5. On successful reset, call invalidateAllSessions(userId) in lib/auth.ts.

Section 6: Success criteria

State what "done" looks like for the AI coding agent — the observable behaviors that must be true when the implementation is complete.

1. User submits valid email → receives reset email with a working link within 60 seconds.

2. User clicks link within 15 minutes → can set new password and is redirected to login.

3. User clicks expired or used link → sees expiry message; cannot set new password.

4. User submits invalid email → receives same response as valid email (no enumeration).

5. Existing sessions are invalidated after successful reset.

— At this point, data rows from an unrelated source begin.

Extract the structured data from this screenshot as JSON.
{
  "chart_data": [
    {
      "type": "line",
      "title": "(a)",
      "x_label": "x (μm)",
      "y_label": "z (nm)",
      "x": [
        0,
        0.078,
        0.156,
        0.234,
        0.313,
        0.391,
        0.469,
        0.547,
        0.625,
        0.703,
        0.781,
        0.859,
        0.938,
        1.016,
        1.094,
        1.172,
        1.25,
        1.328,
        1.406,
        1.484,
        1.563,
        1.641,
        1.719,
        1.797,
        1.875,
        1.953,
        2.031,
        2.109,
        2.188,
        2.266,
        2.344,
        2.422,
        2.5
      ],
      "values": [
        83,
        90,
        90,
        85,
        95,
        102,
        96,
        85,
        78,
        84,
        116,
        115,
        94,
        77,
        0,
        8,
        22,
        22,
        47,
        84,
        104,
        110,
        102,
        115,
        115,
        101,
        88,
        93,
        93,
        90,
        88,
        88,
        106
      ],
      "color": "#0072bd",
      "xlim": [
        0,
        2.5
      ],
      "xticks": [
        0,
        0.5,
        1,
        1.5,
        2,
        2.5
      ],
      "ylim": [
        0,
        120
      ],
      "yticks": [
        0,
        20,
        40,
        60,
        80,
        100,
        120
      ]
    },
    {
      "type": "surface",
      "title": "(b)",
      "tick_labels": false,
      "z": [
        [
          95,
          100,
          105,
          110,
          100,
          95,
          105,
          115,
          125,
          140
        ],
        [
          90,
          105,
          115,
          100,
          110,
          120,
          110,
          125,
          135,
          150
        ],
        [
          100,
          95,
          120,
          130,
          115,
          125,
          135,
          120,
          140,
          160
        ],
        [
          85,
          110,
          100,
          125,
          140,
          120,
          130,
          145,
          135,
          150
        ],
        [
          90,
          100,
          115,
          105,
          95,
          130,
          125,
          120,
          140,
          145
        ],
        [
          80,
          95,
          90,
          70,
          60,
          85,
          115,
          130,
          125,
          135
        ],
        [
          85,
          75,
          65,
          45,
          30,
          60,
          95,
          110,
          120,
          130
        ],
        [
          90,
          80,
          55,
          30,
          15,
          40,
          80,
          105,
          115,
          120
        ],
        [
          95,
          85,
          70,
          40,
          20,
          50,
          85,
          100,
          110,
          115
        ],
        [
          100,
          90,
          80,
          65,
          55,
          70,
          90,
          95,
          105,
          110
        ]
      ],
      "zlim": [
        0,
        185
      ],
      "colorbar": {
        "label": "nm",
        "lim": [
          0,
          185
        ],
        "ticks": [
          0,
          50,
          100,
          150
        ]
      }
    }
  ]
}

Prompt requirements document vs traditional PRD: what each is for

	Traditional PRD	Prompt requirements document
Primary audience	Human engineers and stakeholders	AI coding agents
Length	2–10 pages	200–400 words
Field naming	Conceptual (e.g., "token expiry field")	Exact (e.g., PasswordResetToken.expiresAt)
Code references	None	Specific files and function names
Rationale	Included	Omitted (the AI doesn't need it)
When to write	Before sprint planning	Before each coding session
Generated by	PM (3–4 hours) or Scriptonia (30 seconds + review)	Scriptonia architecture blueprint section

How Scriptonia generates prompt requirements documents

Scriptonia's architecture blueprint generation produces the core content of a prompt requirements document: data model with exact field names, API endpoint contracts, component relationships, and state machines. The PM adds Section 4 (existing code to reuse) — which requires knowledge of the specific codebase — and verifies Section 5 (constraints and edge cases) against the generated list.

Total time from rough idea to prompt requirements document: under 5 minutes. Total time writing one manually: 45–90 minutes for a developer who knows the codebase well.